Updated

The Texas Rangers came back and stunned the Los Angeles Angels of Anaheim for the second straight night.

Leonys Martin's three-run homer in the 10th inning capped Texas' 14-11 victory and handed the Angels a fifth straight loss, the last two coming in heartbreaking fashion.

"He's shown that he can do that. He's hit some doubles down that left field line," Rangers manager Ron Washington said. "But the most important thing is he got a pitch up in the zone and he stayed on it."

Geovany Soto hit the game-winning homer on Monday and smacked a big three-run blast in the eighth inning Tuesday to start the comeback. Adrian Beltre singled in a run in the ninth off Ernesto Frieri, who suffered a second consecutive blown save.

"This is the most frustrating moment of my career. I never went through this. I don't know what to do," Frieri said. "We're very frustrated."

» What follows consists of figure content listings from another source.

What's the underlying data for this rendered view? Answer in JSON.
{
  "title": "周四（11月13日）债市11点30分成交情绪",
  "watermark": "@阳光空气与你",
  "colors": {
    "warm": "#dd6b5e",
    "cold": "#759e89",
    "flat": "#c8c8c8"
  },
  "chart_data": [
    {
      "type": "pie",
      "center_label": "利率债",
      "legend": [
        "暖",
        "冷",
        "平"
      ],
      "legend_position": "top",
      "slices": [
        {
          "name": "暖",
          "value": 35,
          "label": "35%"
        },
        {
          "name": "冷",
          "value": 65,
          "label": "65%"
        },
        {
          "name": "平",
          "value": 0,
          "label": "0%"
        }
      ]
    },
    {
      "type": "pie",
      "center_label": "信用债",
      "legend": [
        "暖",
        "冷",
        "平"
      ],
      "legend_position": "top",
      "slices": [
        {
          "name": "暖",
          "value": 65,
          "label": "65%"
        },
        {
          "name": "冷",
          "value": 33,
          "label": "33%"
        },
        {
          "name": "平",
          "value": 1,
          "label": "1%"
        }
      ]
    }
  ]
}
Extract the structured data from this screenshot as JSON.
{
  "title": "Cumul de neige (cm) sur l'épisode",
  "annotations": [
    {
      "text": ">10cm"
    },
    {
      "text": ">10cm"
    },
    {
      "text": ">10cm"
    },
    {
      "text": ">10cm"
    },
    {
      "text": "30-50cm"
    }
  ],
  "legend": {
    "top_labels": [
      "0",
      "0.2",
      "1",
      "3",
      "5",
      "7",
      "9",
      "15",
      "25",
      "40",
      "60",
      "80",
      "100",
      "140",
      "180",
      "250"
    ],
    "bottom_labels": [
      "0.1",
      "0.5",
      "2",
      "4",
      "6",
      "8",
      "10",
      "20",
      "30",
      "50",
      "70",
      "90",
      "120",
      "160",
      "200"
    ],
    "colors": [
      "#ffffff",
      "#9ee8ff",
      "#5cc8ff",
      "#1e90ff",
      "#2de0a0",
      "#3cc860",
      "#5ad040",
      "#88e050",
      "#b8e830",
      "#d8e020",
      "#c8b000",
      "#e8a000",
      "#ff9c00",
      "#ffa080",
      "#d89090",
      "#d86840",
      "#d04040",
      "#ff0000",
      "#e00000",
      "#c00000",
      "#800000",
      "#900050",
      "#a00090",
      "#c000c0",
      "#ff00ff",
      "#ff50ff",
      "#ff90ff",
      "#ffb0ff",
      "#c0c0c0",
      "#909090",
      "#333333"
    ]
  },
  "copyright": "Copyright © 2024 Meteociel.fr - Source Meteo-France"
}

Beltre went 3-for-5 with a pair of RBI for the Rangers, who won back-to-back games for the first time since taking three straight from July 7-9.

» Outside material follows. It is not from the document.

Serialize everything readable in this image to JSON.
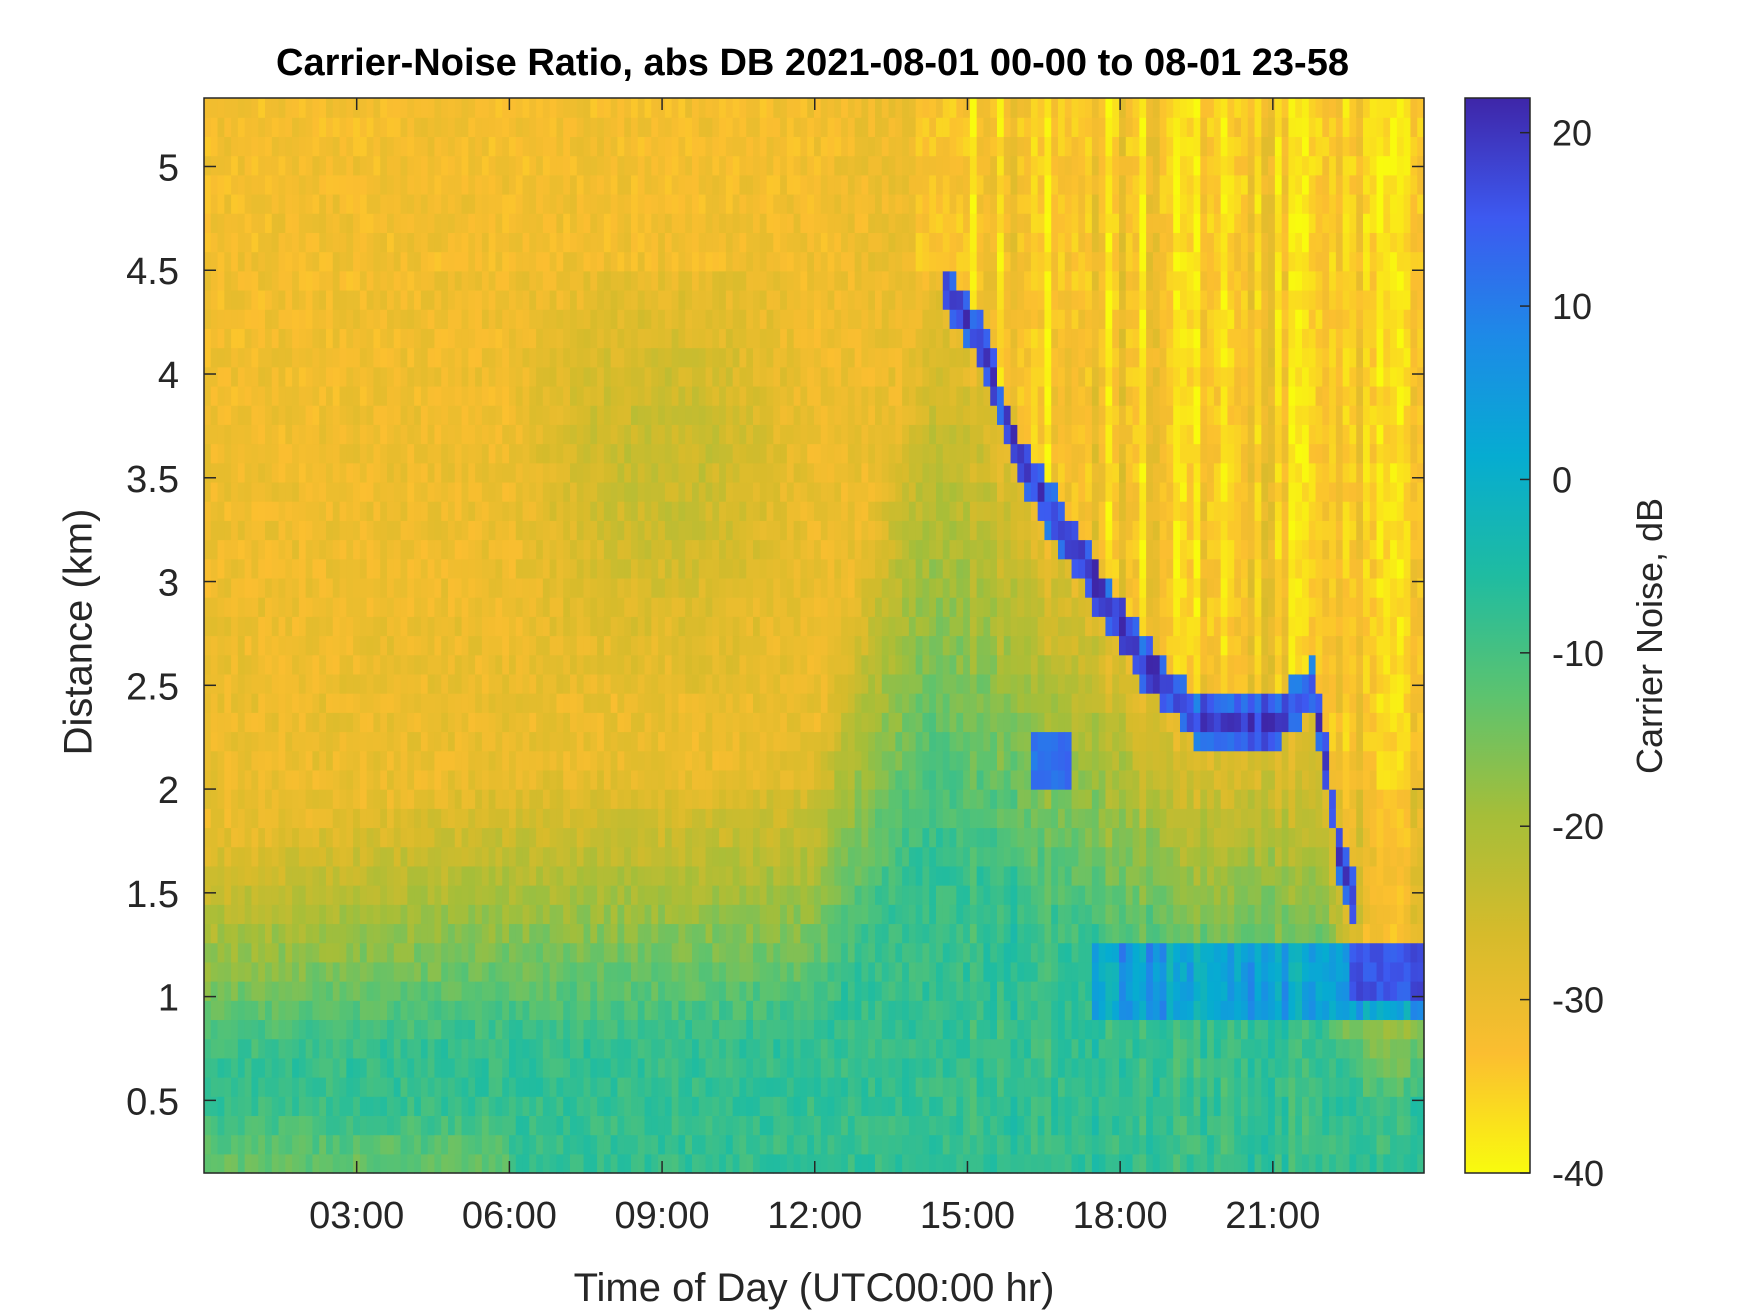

Josh Hamilton drove in four runs, Mike Trout went 4-for-4 with two walks, three runs scored and an RBI and Mark Trumbo and Collin Cowgill each homered in the loss.

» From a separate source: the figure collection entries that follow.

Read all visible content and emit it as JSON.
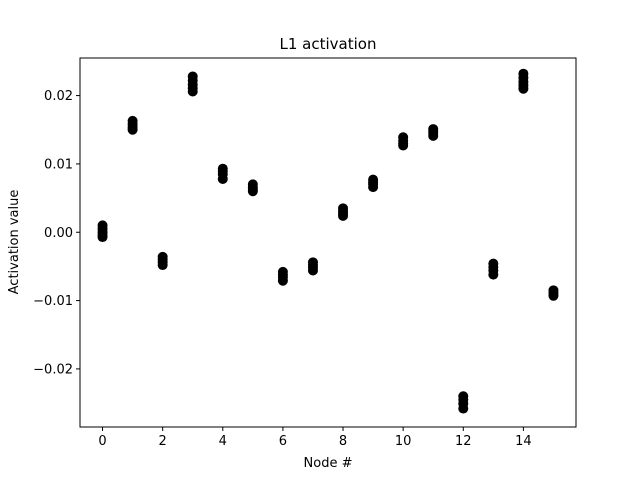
{
  "chart_data": {
    "type": "scatter",
    "title": "L1 activation",
    "xlabel": "Node #",
    "ylabel": "Activation value",
    "xlim": [
      -0.75,
      15.75
    ],
    "ylim": [
      -0.0285,
      0.0255
    ],
    "xticks": [
      0,
      2,
      4,
      6,
      8,
      10,
      12,
      14
    ],
    "yticks": [
      -0.02,
      -0.01,
      0.0,
      0.01,
      0.02
    ],
    "ytick_labels": [
      "−0.02",
      "−0.01",
      "0.00",
      "0.01",
      "0.02"
    ],
    "grid": false,
    "marker_color": "#000000",
    "series": [
      {
        "points": [
          {
            "x": 0,
            "y": 0.001
          },
          {
            "x": 0,
            "y": 0.0005
          },
          {
            "x": 0,
            "y": 0.0
          },
          {
            "x": 0,
            "y": -0.0004
          },
          {
            "x": 0,
            "y": -0.0007
          },
          {
            "x": 1,
            "y": 0.0163
          },
          {
            "x": 1,
            "y": 0.0158
          },
          {
            "x": 1,
            "y": 0.0154
          },
          {
            "x": 1,
            "y": 0.015
          },
          {
            "x": 2,
            "y": -0.0036
          },
          {
            "x": 2,
            "y": -0.004
          },
          {
            "x": 2,
            "y": -0.0044
          },
          {
            "x": 2,
            "y": -0.0048
          },
          {
            "x": 3,
            "y": 0.0228
          },
          {
            "x": 3,
            "y": 0.0222
          },
          {
            "x": 3,
            "y": 0.0216
          },
          {
            "x": 3,
            "y": 0.0211
          },
          {
            "x": 3,
            "y": 0.0206
          },
          {
            "x": 4,
            "y": 0.0093
          },
          {
            "x": 4,
            "y": 0.0089
          },
          {
            "x": 4,
            "y": 0.0085
          },
          {
            "x": 4,
            "y": 0.0078
          },
          {
            "x": 5,
            "y": 0.007
          },
          {
            "x": 5,
            "y": 0.0066
          },
          {
            "x": 5,
            "y": 0.0063
          },
          {
            "x": 5,
            "y": 0.006
          },
          {
            "x": 6,
            "y": -0.0058
          },
          {
            "x": 6,
            "y": -0.0062
          },
          {
            "x": 6,
            "y": -0.0066
          },
          {
            "x": 6,
            "y": -0.0071
          },
          {
            "x": 7,
            "y": -0.0044
          },
          {
            "x": 7,
            "y": -0.0048
          },
          {
            "x": 7,
            "y": -0.0052
          },
          {
            "x": 7,
            "y": -0.0056
          },
          {
            "x": 8,
            "y": 0.0035
          },
          {
            "x": 8,
            "y": 0.0031
          },
          {
            "x": 8,
            "y": 0.0027
          },
          {
            "x": 8,
            "y": 0.0024
          },
          {
            "x": 9,
            "y": 0.0077
          },
          {
            "x": 9,
            "y": 0.0073
          },
          {
            "x": 9,
            "y": 0.007
          },
          {
            "x": 9,
            "y": 0.0066
          },
          {
            "x": 10,
            "y": 0.0139
          },
          {
            "x": 10,
            "y": 0.0134
          },
          {
            "x": 10,
            "y": 0.013
          },
          {
            "x": 10,
            "y": 0.0127
          },
          {
            "x": 11,
            "y": 0.0151
          },
          {
            "x": 11,
            "y": 0.0148
          },
          {
            "x": 11,
            "y": 0.0145
          },
          {
            "x": 11,
            "y": 0.0141
          },
          {
            "x": 12,
            "y": -0.024
          },
          {
            "x": 12,
            "y": -0.0245
          },
          {
            "x": 12,
            "y": -0.0251
          },
          {
            "x": 12,
            "y": -0.0258
          },
          {
            "x": 13,
            "y": -0.0046
          },
          {
            "x": 13,
            "y": -0.0051
          },
          {
            "x": 13,
            "y": -0.0056
          },
          {
            "x": 13,
            "y": -0.0062
          },
          {
            "x": 14,
            "y": 0.0232
          },
          {
            "x": 14,
            "y": 0.0226
          },
          {
            "x": 14,
            "y": 0.022
          },
          {
            "x": 14,
            "y": 0.0215
          },
          {
            "x": 14,
            "y": 0.021
          },
          {
            "x": 15,
            "y": -0.0085
          },
          {
            "x": 15,
            "y": -0.0089
          },
          {
            "x": 15,
            "y": -0.0093
          }
        ]
      }
    ]
  }
}
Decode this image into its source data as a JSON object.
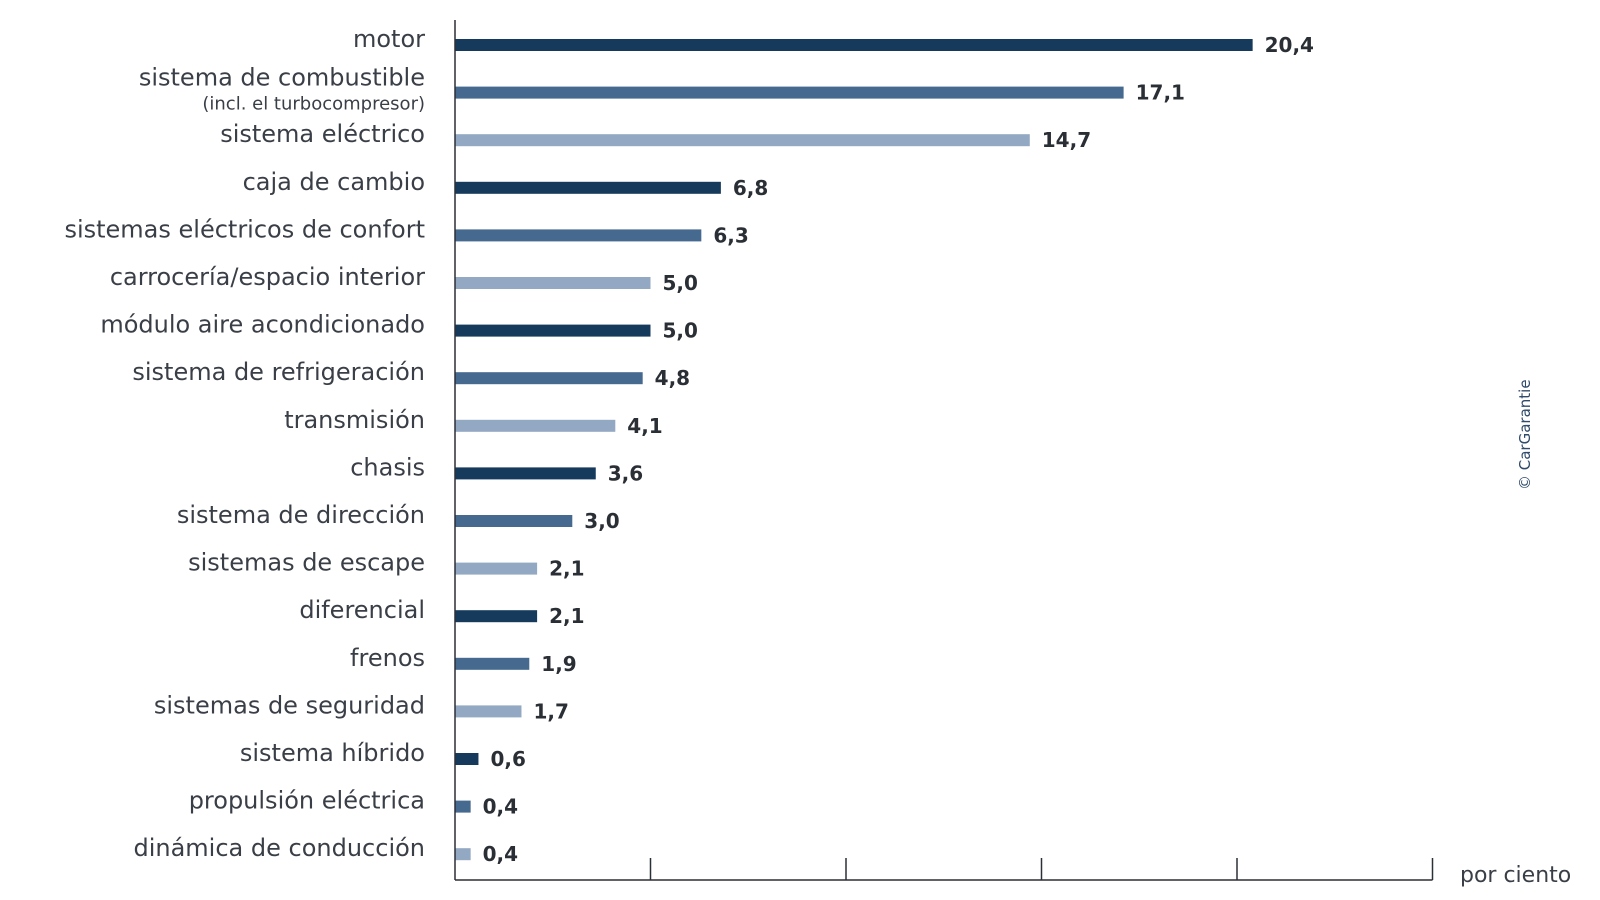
{
  "chart_data": {
    "type": "bar",
    "orientation": "horizontal",
    "categories": [
      "motor",
      "sistema de combustible",
      "sistema eléctrico",
      "caja de cambio",
      "sistemas eléctricos de confort",
      "carrocería/espacio interior",
      "módulo aire acondicionado",
      "sistema de refrigeración",
      "transmisión",
      "chasis",
      "sistema de dirección",
      "sistemas de escape",
      "diferencial",
      "frenos",
      "sistemas de seguridad",
      "sistema híbrido",
      "propulsión eléctrica",
      "dinámica de conducción"
    ],
    "category_sublabels": [
      "",
      "(incl. el turbocompresor)",
      "",
      "",
      "",
      "",
      "",
      "",
      "",
      "",
      "",
      "",
      "",
      "",
      "",
      "",
      "",
      ""
    ],
    "values": [
      20.4,
      17.1,
      14.7,
      6.8,
      6.3,
      5.0,
      5.0,
      4.8,
      4.1,
      3.6,
      3.0,
      2.1,
      2.1,
      1.9,
      1.7,
      0.6,
      0.4,
      0.4
    ],
    "value_labels": [
      "20,4",
      "17,1",
      "14,7",
      "6,8",
      "6,3",
      "5,0",
      "5,0",
      "4,8",
      "4,1",
      "3,6",
      "3,0",
      "2,1",
      "2,1",
      "1,9",
      "1,7",
      "0,6",
      "0,4",
      "0,4"
    ],
    "bar_colors": [
      "#163a5c",
      "#45698f",
      "#93a8c3"
    ],
    "x_unit_label": "por ciento",
    "xlim": [
      0,
      25
    ],
    "x_ticks": [
      5,
      10,
      15,
      20,
      25
    ],
    "tick_labels_shown": false,
    "grid": false,
    "legend": "none",
    "title": "",
    "xlabel": "",
    "ylabel": ""
  },
  "copyright": "© CarGarantie"
}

The wild back-and-forth tilt featured 35 combined hits and saw the Angels take a seemingly comfortable 11-7 lead in the eighth, which was extended due to a failed rundown attempt.

Kole Calhoun scored on the mishap after opening the frame with a double, and the Angels later loaded the bases for Howie Kendrick, who came through with a two-out, two-run single -- the 1,000th hit of his career -- to right field.

Hamilton plated Trout with a base hit, but the Rangers began another rally thanks to Soto hammering a Dane De La Rosa offering into the left-field seats, cutting Texas' deficit to one,

Frieri issued a two-out walk to Ian Kinsler, who stole second and scored when Beltre's ground ball got under the glove of Tommy Field. Field was playing third base because the Angels took out starting third baseman Alberto Callaspo in the fifth inning after trading him to the Oakland Athletics.

Joe Nathan (2-1) stranded a pair in the 10th and earned the win after Daniel Stange (0-1) walked the first two batters in the 10th and served up Martin's game-winning homer down the left-field line.

Neither starter factored in the four-hour, 46-minute affair. C.J. Wilson, who was 7-1 with a 1.96 ERA over his previous eight starts, was shelled for six runs on 11 hits and two walks in four innings for the Angels, while Derek Holland yielded four runs on eight hits and a pair of walks over six frames.

Trumbo pounded a two-run shot to straightaway center for his 23rd homer of the year in the first inning, and the Rangers scraped across a pair in the bottom half when Kinsler blooped an RBI single in front of J.B. Shuck in left and scored when Nelson Cruz laced a base hit up the middle with two away.

Trout drove in Erick Aybar with a single in the third frame only to have Texas answer again in its half. A single, double and walk loaded the bases, and a wild pitch allowed Cruz to score. Craig Gentry followed with a two-out hit off the glove of Kendrick to bring in Jeff Baker and Soto, and the Rangers suddenly led 5-3.

Kinsler tripled into the left-field corner leading off the fourth and came home on Beltre's single to make it a three-run game.

Cowgill took Holland deep to left field leading off the fifth for his first home run in an Angels uniform, and the Angels regained the lead, 7-6, in the seventh when Hamilton stepped up with the bases loaded -- thanks to a single from Trout and a pair of two-out walks --- and stroked a double to center to clear the bags.

Game Notes

Trout has reached base in 10 straight plate appearances. He leads the AL with 42 multi-hit games ... Cruz left the game with a bruised left quad ... The Angels had been 41-2 when leading after eight innings entering the series ... Angels manager Mike Scioscia was ejected by first base umpire Jerry Layne after Soto was called safe on a close play at first base in the second inning.